A growing strain on mental health centers
The number of students entering college with mental illness is on the rise nationwide, and college mental health centers are scrambling to help diagnose and support a range of conditions.
About 30 percent of college students reported feeling “so depressed that it was difficult to function” at a point in the past year, according to the American College Health Association’s annual survey. About 10 percent of college students have thought about suicide within the past year.
The University’s policies for treating students with serious mental health conditions also came under scrutiny in 2006, under a previous counseling center director.
A former student, Jordan Nott, filed a lawsuit claiming that GW suspended him after admitting himself to the hospital for suicidal thoughts.
Citing the school’s “psychological distress policy” and the “endangering behavior policy,” administrators immediately suspended Nott from the University, barred him from campus property — including his dorm room — and told him that he would be trespassing and could be arrested if found on campus after discharge from the hospital. Nott and the University ultimately settled the case for an undisclosed sum.
Andrews added that the UCC is dedicated to helping students “overcome difficulties and challenges that may interfere with their academic success.”
Preserving privacy, protecting against liability
UCC director Silvio Weisner, who was hired in fall 2012, has previously said that student’s mental health conditions would be kept private – not be shared with other University departments – except in certain “need-to-know” circumstances, such as a student who poses a risk to harm themselves or others.
“[Records] are maintained separate from a student’s academic record and not released without a student’s written permission – unless we’re talking about one of the exceptions to confidentiality, in which case information may be shared on a need-to-know basis,” Weisner said in an interview last fall.

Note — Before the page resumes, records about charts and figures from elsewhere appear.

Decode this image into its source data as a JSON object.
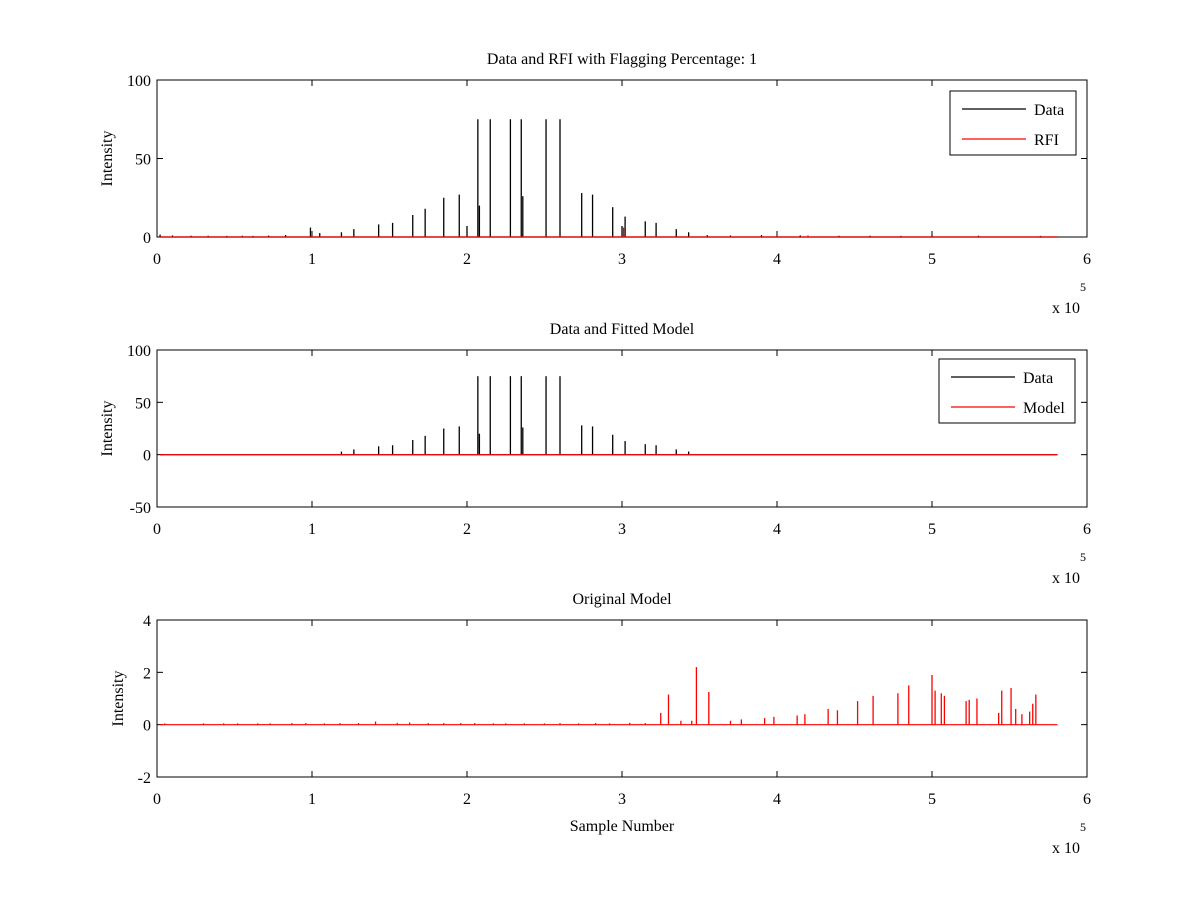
{
  "figure": {
    "x_exponent_base": "x 10",
    "x_exponent_power": "5"
  },
  "chart_data": [
    {
      "type": "line",
      "title": "Data and RFI with Flagging Percentage: 1",
      "xlabel": "",
      "ylabel": "Intensity",
      "xlim": [
        0,
        6
      ],
      "ylim": [
        0,
        100
      ],
      "x_scale": "x 10^5",
      "xticks": [
        "0",
        "1",
        "2",
        "3",
        "4",
        "5",
        "6"
      ],
      "yticks": [
        "0",
        "50",
        "100"
      ],
      "legend": {
        "position": "top-right",
        "entries": [
          {
            "name": "Data",
            "color": "#000000"
          },
          {
            "name": "RFI",
            "color": "#ff0000"
          }
        ]
      },
      "series": [
        {
          "name": "Data",
          "color": "#000000",
          "baseline": 0,
          "spikes": [
            [
              0.02,
              1.5
            ],
            [
              0.1,
              1
            ],
            [
              0.22,
              0.8
            ],
            [
              0.33,
              0.8
            ],
            [
              0.45,
              0.7
            ],
            [
              0.55,
              0.8
            ],
            [
              0.62,
              0.7
            ],
            [
              0.72,
              0.9
            ],
            [
              0.83,
              1.2
            ],
            [
              0.99,
              6
            ],
            [
              1.05,
              2.5
            ],
            [
              1.19,
              3
            ],
            [
              1.27,
              5
            ],
            [
              1.43,
              8
            ],
            [
              1.52,
              9
            ],
            [
              1.65,
              14
            ],
            [
              1.73,
              18
            ],
            [
              1.85,
              25
            ],
            [
              1.95,
              27
            ],
            [
              2.0,
              7
            ],
            [
              2.07,
              75
            ],
            [
              2.08,
              20
            ],
            [
              2.15,
              75
            ],
            [
              2.28,
              75
            ],
            [
              2.35,
              75
            ],
            [
              2.36,
              26
            ],
            [
              2.51,
              75
            ],
            [
              2.6,
              75
            ],
            [
              2.74,
              28
            ],
            [
              2.81,
              27
            ],
            [
              2.94,
              19
            ],
            [
              3.0,
              7
            ],
            [
              3.02,
              13
            ],
            [
              3.15,
              10
            ],
            [
              3.22,
              9
            ],
            [
              3.35,
              5
            ],
            [
              3.43,
              3
            ],
            [
              3.55,
              1.2
            ],
            [
              3.7,
              1
            ],
            [
              3.9,
              1.2
            ],
            [
              4.15,
              1
            ],
            [
              4.4,
              0.8
            ],
            [
              4.6,
              0.8
            ],
            [
              4.8,
              0.7
            ],
            [
              5.0,
              1
            ],
            [
              5.3,
              0.8
            ],
            [
              5.7,
              0.7
            ]
          ]
        },
        {
          "name": "RFI",
          "color": "#ff0000",
          "baseline": 0,
          "spikes": [
            [
              3.01,
              6
            ],
            [
              4.2,
              1
            ]
          ]
        }
      ]
    },
    {
      "type": "line",
      "title": "Data and Fitted Model",
      "xlabel": "",
      "ylabel": "Intensity",
      "xlim": [
        0,
        6
      ],
      "ylim": [
        -50,
        100
      ],
      "x_scale": "x 10^5",
      "xticks": [
        "0",
        "1",
        "2",
        "3",
        "4",
        "5",
        "6"
      ],
      "yticks": [
        "-50",
        "0",
        "50",
        "100"
      ],
      "legend": {
        "position": "top-right",
        "entries": [
          {
            "name": "Data",
            "color": "#000000"
          },
          {
            "name": "Model",
            "color": "#ff0000"
          }
        ]
      },
      "series": [
        {
          "name": "Data",
          "color": "#000000",
          "baseline": 0,
          "spikes": [
            [
              1.19,
              3
            ],
            [
              1.27,
              5
            ],
            [
              1.43,
              8
            ],
            [
              1.52,
              9
            ],
            [
              1.65,
              14
            ],
            [
              1.73,
              18
            ],
            [
              1.85,
              25
            ],
            [
              1.95,
              27
            ],
            [
              2.07,
              75
            ],
            [
              2.08,
              20
            ],
            [
              2.15,
              75
            ],
            [
              2.28,
              75
            ],
            [
              2.35,
              75
            ],
            [
              2.36,
              26
            ],
            [
              2.51,
              75
            ],
            [
              2.6,
              75
            ],
            [
              2.74,
              28
            ],
            [
              2.81,
              27
            ],
            [
              2.94,
              19
            ],
            [
              3.02,
              13
            ],
            [
              3.15,
              10
            ],
            [
              3.22,
              9
            ],
            [
              3.35,
              5
            ],
            [
              3.43,
              3
            ]
          ]
        },
        {
          "name": "Model",
          "color": "#ff0000",
          "baseline": 0,
          "spikes": []
        }
      ]
    },
    {
      "type": "line",
      "title": "Original Model",
      "xlabel": "Sample Number",
      "ylabel": "Intensity",
      "xlim": [
        0,
        6
      ],
      "ylim": [
        -2,
        4
      ],
      "x_scale": "x 10^5",
      "xticks": [
        "0",
        "1",
        "2",
        "3",
        "4",
        "5",
        "6"
      ],
      "yticks": [
        "-2",
        "0",
        "2",
        "4"
      ],
      "legend": null,
      "series": [
        {
          "name": "",
          "color": "#ff0000",
          "baseline": 0,
          "spikes": [
            [
              0.05,
              0.05
            ],
            [
              0.3,
              0.05
            ],
            [
              0.43,
              0.05
            ],
            [
              0.52,
              0.05
            ],
            [
              0.65,
              0.05
            ],
            [
              0.73,
              0.05
            ],
            [
              0.87,
              0.06
            ],
            [
              0.96,
              0.06
            ],
            [
              1.08,
              0.05
            ],
            [
              1.18,
              0.06
            ],
            [
              1.3,
              0.06
            ],
            [
              1.41,
              0.12
            ],
            [
              1.55,
              0.07
            ],
            [
              1.63,
              0.08
            ],
            [
              1.75,
              0.06
            ],
            [
              1.85,
              0.06
            ],
            [
              1.96,
              0.06
            ],
            [
              2.05,
              0.06
            ],
            [
              2.17,
              0.05
            ],
            [
              2.25,
              0.05
            ],
            [
              2.37,
              0.05
            ],
            [
              2.5,
              0.05
            ],
            [
              2.6,
              0.06
            ],
            [
              2.72,
              0.05
            ],
            [
              2.83,
              0.06
            ],
            [
              2.92,
              0.05
            ],
            [
              3.05,
              0.07
            ],
            [
              3.15,
              0.06
            ],
            [
              3.25,
              0.45
            ],
            [
              3.3,
              1.15
            ],
            [
              3.38,
              0.15
            ],
            [
              3.45,
              0.15
            ],
            [
              3.48,
              2.2
            ],
            [
              3.56,
              1.25
            ],
            [
              3.7,
              0.15
            ],
            [
              3.77,
              0.2
            ],
            [
              3.92,
              0.25
            ],
            [
              3.98,
              0.3
            ],
            [
              4.13,
              0.35
            ],
            [
              4.18,
              0.4
            ],
            [
              4.33,
              0.6
            ],
            [
              4.39,
              0.55
            ],
            [
              4.52,
              0.9
            ],
            [
              4.62,
              1.1
            ],
            [
              4.78,
              1.2
            ],
            [
              4.85,
              1.5
            ],
            [
              5.0,
              1.9
            ],
            [
              5.02,
              1.3
            ],
            [
              5.06,
              1.2
            ],
            [
              5.08,
              1.1
            ],
            [
              5.22,
              0.9
            ],
            [
              5.24,
              0.95
            ],
            [
              5.29,
              1.0
            ],
            [
              5.43,
              0.45
            ],
            [
              5.45,
              1.3
            ],
            [
              5.51,
              1.4
            ],
            [
              5.54,
              0.6
            ],
            [
              5.58,
              0.4
            ],
            [
              5.63,
              0.5
            ],
            [
              5.65,
              0.8
            ],
            [
              5.67,
              1.15
            ]
          ]
        }
      ]
    }
  ]
}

The conversation about how to balance mental health treatment and student safety escalated in the wake of the Virginia Tech massacre in 2007. The shooter had been treated at the campus health center for severe depression and suicidal thoughts.

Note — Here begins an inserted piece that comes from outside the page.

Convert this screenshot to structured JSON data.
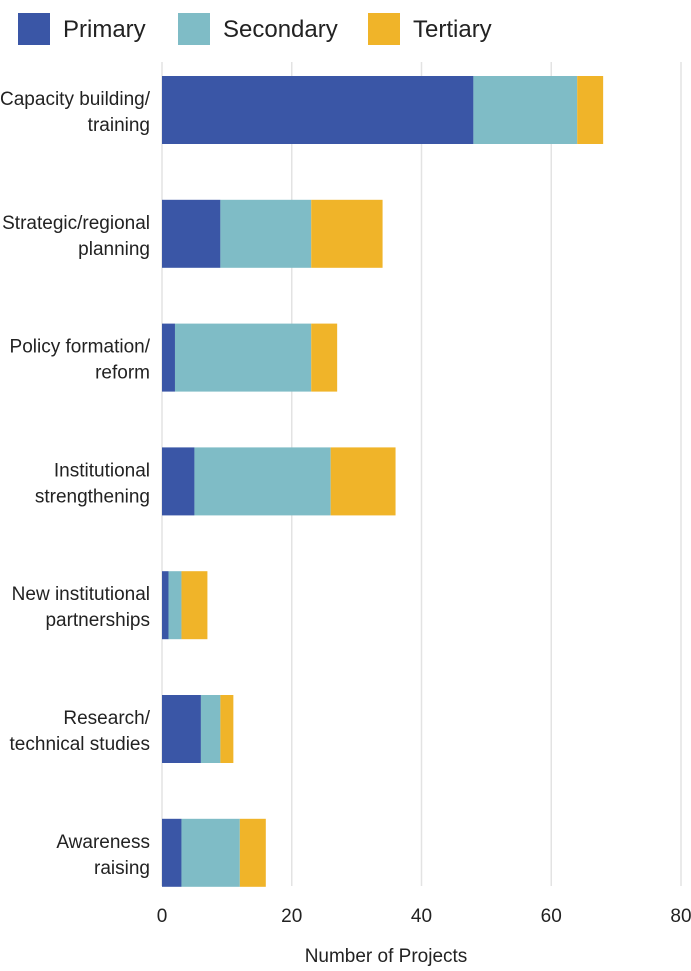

Universities have also confronted the issue of liability in the wake of a 2000 lawsuit against Massachusetts Institute of Technology. The parents of a deceased student sued the university for failing to protect and care for their daughter, who committed suicide in her dorm room after years of treatment at MIT’s counseling center for severe depression and suicidal thoughts.
Frank LoMonte, executive director of the Student Press Law Center, said liability is a key concern for universities, though those kinds of policies do more harm than good because it uproots students from their support system.
“The liability concerns are driving the train,” LoMonte said. “Mandatory withdrawal policies have existed on the books for a long time in secrecy, but it’s time for it to be openly debated if that’s a defensible way to respond to suicide.”
The challenge is likely to accelerate, said Peter Lake, a lawyer who is the director of the Center for Excellence in Higher Education Law and Policy. He said universities are largely unprepared to deal with the large number of students entering college with mental illnesses.
“You’re really dealing with the first large generation of people making it into higher education that also have a variety of mental health challenges.” Lake said. “The generation of people managing this is largely in new territory.”